Right now, there are three DMV offices — in Colorado Springs, Grand Junction and Lakewood — providing first-time applicant appointments, with one office (in Aurora) providing renewal appointments.
The program has faced lengthy backlogs and there was even a state investigation to determine whether people were selling their appointments. The bill is headed to the Senate floor after being passed through committee, including the Senate Finance Committee, where support from the state’s dairy and livestock industry backed the legislation during a hearing last month.
Galindo said the bill doesn’t specify where the new locations will be put.
“Hopefully we can get them in better locations, where there’s a huge amount of immigrant and obviously Latino populations, hopefully in Weld County,” Galindo said.
Galindo was involved in efforts to pass a law creating the program in 2013. The state began issuing the licenses a year later. She ran her campaign on the promise of introducing a bill expanding the program.
“It’s a very vital program,” Galindo said. “It makes our roads safer and it helps with dignity among our undocumented residents.”
Polis discussed some of the policies his office is working on that could benefit the Latino community, including a plan to create an immigration office at the Capitol.
“We’re also working with the legislature on a number of bills, including ways to better improve training for law enforcement and employees to understand how to better work with immigrant communities and build trust,” Polis said Monday.
His office is currently working on expanding the eligibility residency requirements for DACA recipients who want to apply for in-state tuition. He cited his push to erase healthcare coverage disparities, noting the Latino community is disproportionally affected by lack of access to healthcare.
“There is still a significantly higher rate of Latinx community members that are not insured compared to the general population,” Polis said.
He said in addition to policy goals, representation matters, which is why he appointed Marissa Molina to serve on the to Board of Trustees at Metropolitan State University of Denver. Molina will be the first-ever DACA recipient to serve on a Colorado state board, doing so for a university that recently earned federal designation as a Hispanic-Serving Institution.
“We want to continue to ensure that all of our residents have a seat at the table,” Polis said.
The governor said he was excited about the possibility of creating an immigrant integration office in the governor’s office. It would include adding a new position to handle immigrant and refugee concerns, with funding for the new role paid for with philanthropic partners.
A spokesperson for Polis, Laurie Cipriano, said in an emailed statement that many community members had contacted the governor’s office about establishing an immigrants affairs office.

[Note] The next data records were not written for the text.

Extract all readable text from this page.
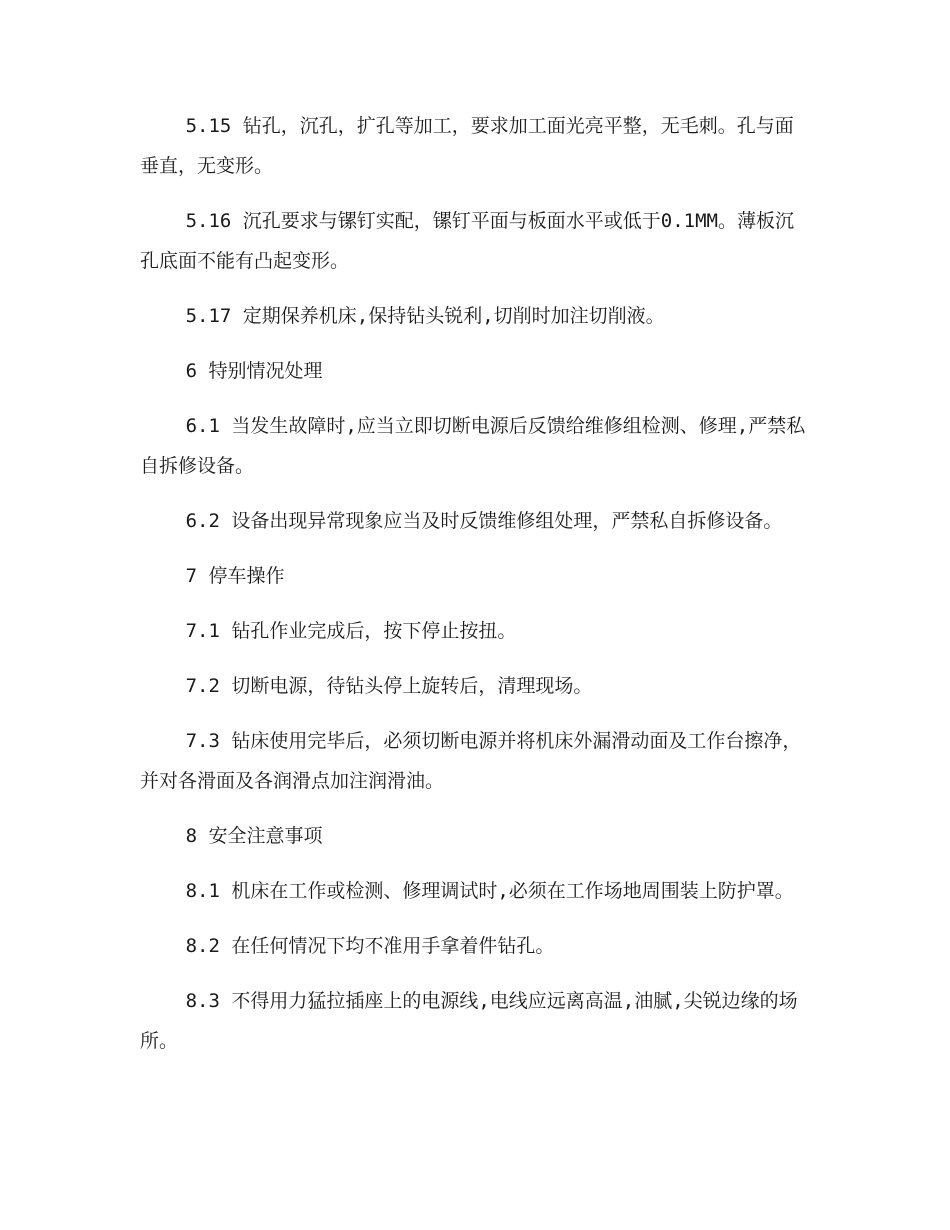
5.15 钻孔，沉孔，扩孔等加工，要求加工面光亮平整，无毛刺。孔与面垂直，无变形。

5.16 沉孔要求与镙钉实配，镙钉平面与板面水平或低于0.1MM。薄板沉孔底面不能有凸起变形。

5.17 定期保养机床,保持钻头锐利,切削时加注切削液。

6 特别情况处理

6.1 当发生故障时,应当立即切断电源后反馈给维修组检测、修理,严禁私自拆修设备。

6.2 设备出现异常现象应当及时反馈维修组处理，严禁私自拆修设备。

7 停车操作

7.1 钻孔作业完成后，按下停止按扭。

7.2 切断电源，待钻头停上旋转后，清理现场。

7.3 钻床使用完毕后，必须切断电源并将机床外漏滑动面及工作台擦净，并对各滑面及各润滑点加注润滑油。

8 安全注意事项

8.1 机床在工作或检测、修理调试时,必须在工作场地周围装上防护罩。

8.2 在任何情况下均不准用手拿着件钻孔。

8.3 不得用力猛拉插座上的电源线,电线应远离高温,油腻,尖锐边缘的场所。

“In an effort to better understand how other states established similar offices, our Executive Director of the Department of Labor and Employment Joe Barela, is traveling to Washington, D.C. this week to discuss the matter with leaders from other states,” Cipriano said in the statement.
Gonzales said creating the office will require legislation. She said lawmakers are in the middle of conversations about what that would look like, with hopes of introducing legislation as soon as this year.
Galindo also supports the legislation.
“It’s up to us as a state to ensure our residents are protected and their rights aren’t being infringed upon,” Galindo said. “I appreciate the fact that Governor Polis sees this as an issue, sees this as something that he needs to prioritize … it’s pretty exciting to even be having the conversation and I really do hope that it comes to fruition.”